Shen Ruqun, however, knows the area by foot.
For nearly 20 years, the 80-year-old man has largely relied on walking barefoot to record the changing landscape of China's financial and commercial hub - the iconic epitome of China's modernization.
Shen Ruqun, 80, has co-drafted 15 editions of the map of Shanghai's Pudong New Area based on his research using his own footsteps as measurements.
He co-drafted 15 editions of the map of Pudong based on his own research and observation - using his footsteps as measurements.
"One footstep is about 75 centimeters in length, and I used it as a reference for calculating the distance between different buildings," said the cherubic bus company retiree, who is so familiar with the urban layout of the region that he is now considered a "living map" of Pudong.
However, Shen said he might still lose his way on the streets today if he stayed at home for several months, as the "pace of change in Pudong is much faster than my footsteps and the updates on the maps".
"Every time I finished drawing a map, I thought that was the end of my job.

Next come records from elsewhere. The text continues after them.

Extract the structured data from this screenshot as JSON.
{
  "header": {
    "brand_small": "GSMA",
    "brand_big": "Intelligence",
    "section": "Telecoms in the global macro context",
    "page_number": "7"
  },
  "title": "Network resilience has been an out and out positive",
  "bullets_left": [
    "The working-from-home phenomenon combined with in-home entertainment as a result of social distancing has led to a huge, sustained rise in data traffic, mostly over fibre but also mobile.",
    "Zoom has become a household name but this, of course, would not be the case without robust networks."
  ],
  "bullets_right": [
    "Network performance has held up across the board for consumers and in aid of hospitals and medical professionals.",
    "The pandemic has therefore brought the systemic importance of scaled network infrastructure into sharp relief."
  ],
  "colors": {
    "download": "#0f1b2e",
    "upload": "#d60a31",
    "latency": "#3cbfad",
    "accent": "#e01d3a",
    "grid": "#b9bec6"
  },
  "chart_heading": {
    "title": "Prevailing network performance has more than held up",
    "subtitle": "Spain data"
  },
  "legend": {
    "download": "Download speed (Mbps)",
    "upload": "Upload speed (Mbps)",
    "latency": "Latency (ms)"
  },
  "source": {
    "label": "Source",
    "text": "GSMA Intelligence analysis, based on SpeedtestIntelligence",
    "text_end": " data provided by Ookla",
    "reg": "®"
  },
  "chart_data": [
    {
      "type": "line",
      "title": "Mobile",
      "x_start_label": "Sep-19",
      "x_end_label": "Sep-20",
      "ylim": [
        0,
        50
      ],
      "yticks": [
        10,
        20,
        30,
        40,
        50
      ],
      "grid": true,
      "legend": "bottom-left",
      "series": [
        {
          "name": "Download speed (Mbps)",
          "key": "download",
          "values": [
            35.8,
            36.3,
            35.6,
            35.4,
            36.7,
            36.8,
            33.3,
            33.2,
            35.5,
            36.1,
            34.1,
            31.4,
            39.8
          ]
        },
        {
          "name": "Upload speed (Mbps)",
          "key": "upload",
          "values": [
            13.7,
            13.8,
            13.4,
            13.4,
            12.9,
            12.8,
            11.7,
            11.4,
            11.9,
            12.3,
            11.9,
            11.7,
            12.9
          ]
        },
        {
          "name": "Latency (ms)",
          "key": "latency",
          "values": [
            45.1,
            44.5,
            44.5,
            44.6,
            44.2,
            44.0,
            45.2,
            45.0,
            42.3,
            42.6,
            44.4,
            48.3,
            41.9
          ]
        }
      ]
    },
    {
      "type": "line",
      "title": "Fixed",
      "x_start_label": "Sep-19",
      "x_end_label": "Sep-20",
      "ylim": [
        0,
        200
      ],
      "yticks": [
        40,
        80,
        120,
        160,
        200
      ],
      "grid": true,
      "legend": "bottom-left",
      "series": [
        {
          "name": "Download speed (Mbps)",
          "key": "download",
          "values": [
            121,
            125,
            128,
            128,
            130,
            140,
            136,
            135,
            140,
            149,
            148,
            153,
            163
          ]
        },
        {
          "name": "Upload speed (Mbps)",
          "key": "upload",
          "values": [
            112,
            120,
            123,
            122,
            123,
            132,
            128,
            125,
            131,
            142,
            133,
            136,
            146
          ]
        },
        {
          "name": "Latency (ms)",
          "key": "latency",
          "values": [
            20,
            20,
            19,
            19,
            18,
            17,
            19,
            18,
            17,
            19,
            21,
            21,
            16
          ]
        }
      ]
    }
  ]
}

But before I knew it, rapid changes in the area would make everything different and then I have to include them into a new map," he said.

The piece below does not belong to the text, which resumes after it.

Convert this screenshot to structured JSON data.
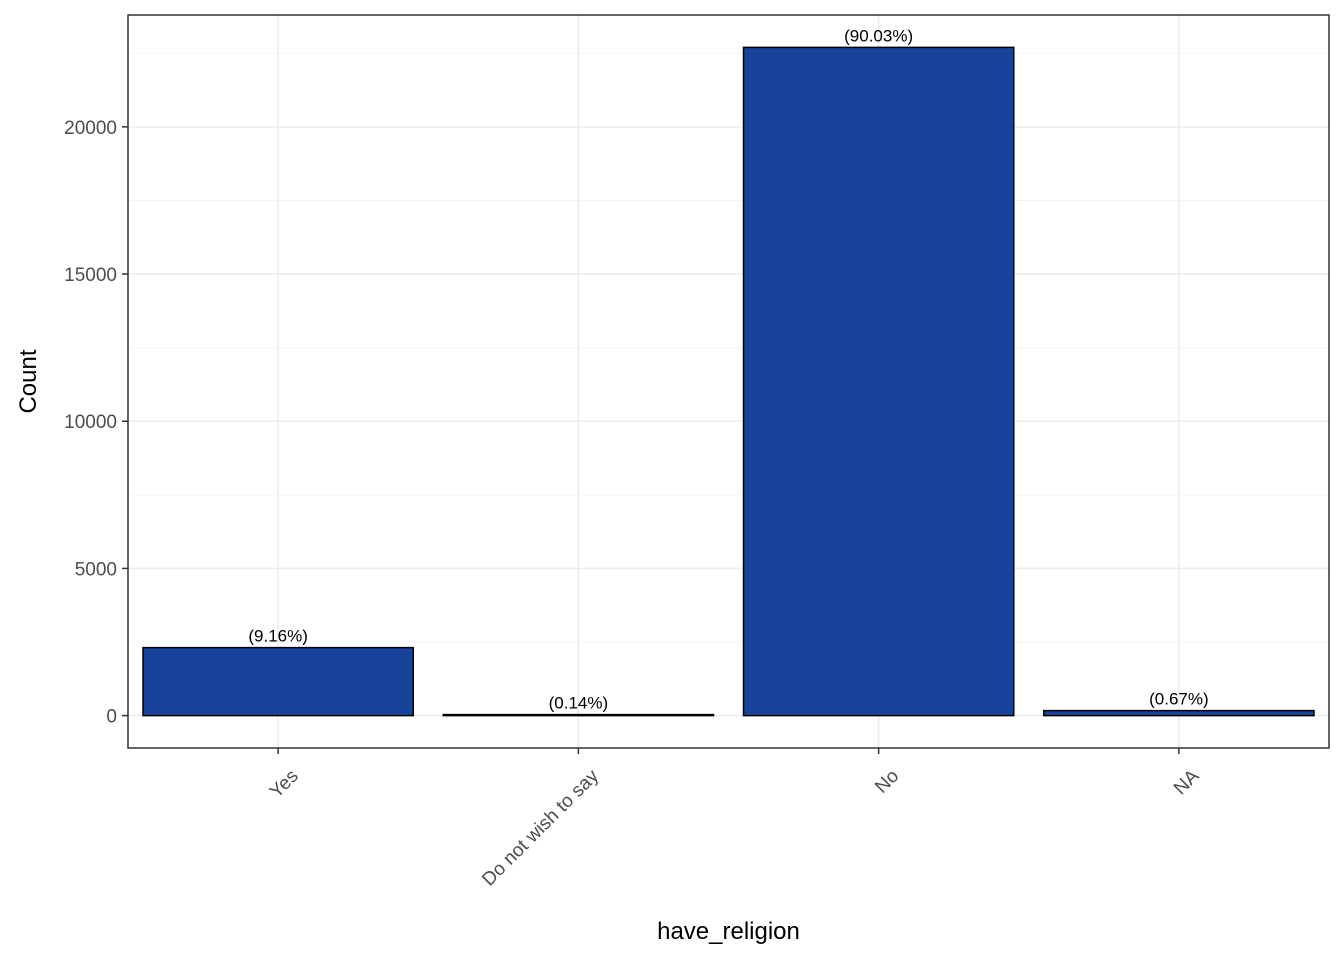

The crisscrossed streets and mushrooming high-rises labeled on the maps are the crystallization of almost two decades' of field study by Shen and three of his co-workers, who are all retirees from the Shanghai Pudong Bus Company.

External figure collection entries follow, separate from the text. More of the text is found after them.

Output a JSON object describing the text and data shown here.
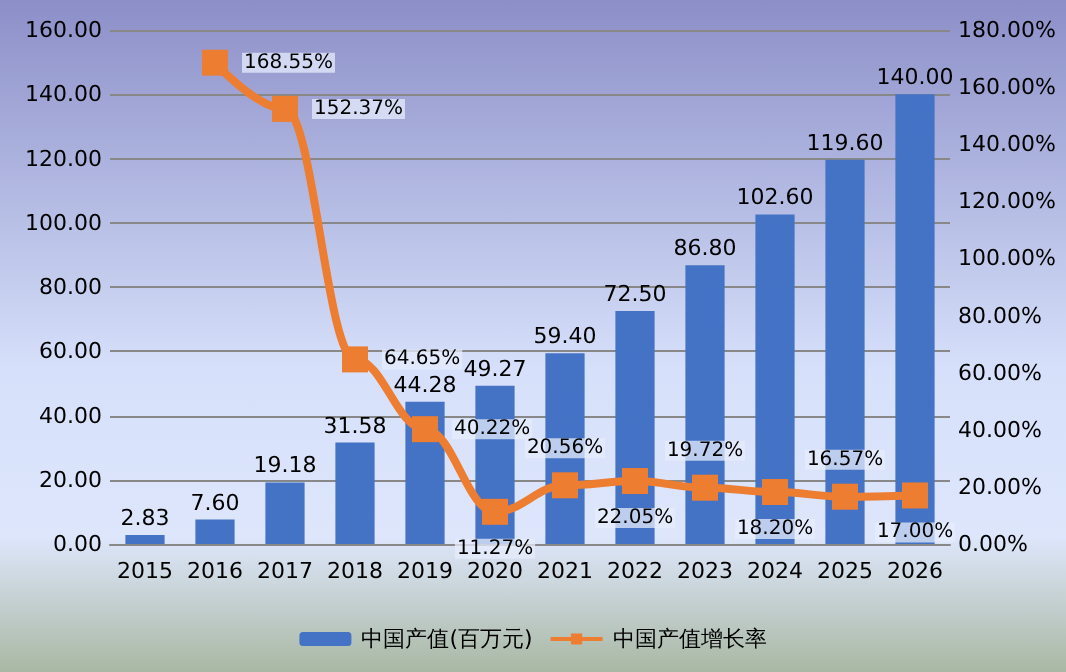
{
  "chart_data": {
    "type": "bar",
    "categories": [
      "2015",
      "2016",
      "2017",
      "2018",
      "2019",
      "2020",
      "2021",
      "2022",
      "2023",
      "2024",
      "2025",
      "2026"
    ],
    "series": [
      {
        "name": "中国产值(百万元)",
        "color": "#4472c4",
        "values": [
          2.83,
          7.6,
          19.18,
          31.58,
          44.28,
          49.27,
          59.4,
          72.5,
          86.8,
          102.6,
          119.6,
          140
        ],
        "value_labels": [
          "2.83",
          "7.60",
          "19.18",
          "31.58",
          "44.28",
          "49.27",
          "59.40",
          "72.50",
          "86.80",
          "102.60",
          "119.60",
          "140.00"
        ]
      },
      {
        "name": "中国产值增长率",
        "type": "line",
        "axis": "y2",
        "color": "#ed7d31",
        "marker": "square",
        "values": [
          null,
          168.55,
          152.37,
          64.65,
          40.22,
          11.27,
          20.56,
          22.05,
          19.72,
          18.2,
          16.57,
          17
        ],
        "value_labels": [
          null,
          "168.55%",
          "152.37%",
          "64.65%",
          "40.22%",
          "11.27%",
          "20.56%",
          "22.05%",
          "19.72%",
          "18.20%",
          "16.57%",
          "17.00%"
        ]
      }
    ],
    "ylim": [
      0,
      160
    ],
    "yticks": [
      {
        "value": 0,
        "label": "0.00"
      },
      {
        "value": 20,
        "label": "20.00"
      },
      {
        "value": 40,
        "label": "40.00"
      },
      {
        "value": 60,
        "label": "60.00"
      },
      {
        "value": 80,
        "label": "80.00"
      },
      {
        "value": 100,
        "label": "100.00"
      },
      {
        "value": 120,
        "label": "120.00"
      },
      {
        "value": 140,
        "label": "140.00"
      },
      {
        "value": 160,
        "label": "160.00"
      }
    ],
    "y2lim": [
      0,
      180
    ],
    "y2ticks": [
      {
        "value": 0,
        "label": "0.00%"
      },
      {
        "value": 20,
        "label": "20.00%"
      },
      {
        "value": 40,
        "label": "40.00%"
      },
      {
        "value": 60,
        "label": "60.00%"
      },
      {
        "value": 80,
        "label": "80.00%"
      },
      {
        "value": 100,
        "label": "100.00%"
      },
      {
        "value": 120,
        "label": "120.00%"
      },
      {
        "value": 140,
        "label": "140.00%"
      },
      {
        "value": 160,
        "label": "160.00%"
      },
      {
        "value": 180,
        "label": "180.00%"
      }
    ],
    "grid": "y",
    "legend": "bottom"
  }
}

Their maps not only record the physical geography of the area, but also highlight major high-rises, companies and urban amenities, in a bid to showcase the business environment of Pudong together with its urban attractions.
The idea of drafting such a map of Pudong, on the eastern bank of the Huangpu River, first struck Shen in 1990 when the district began to witness large-scale development following the central government's plan to develop the area as a further promotion of the reform and opening up policy.
As a worker at the bus company, Shen had the privilege of traversing the area on a daily basis and he was simply "taken aback" by the rapid changes. Everything looked so new and prosperous, and making a map, he thought, would make travel to the area more convenient and may even promote business development.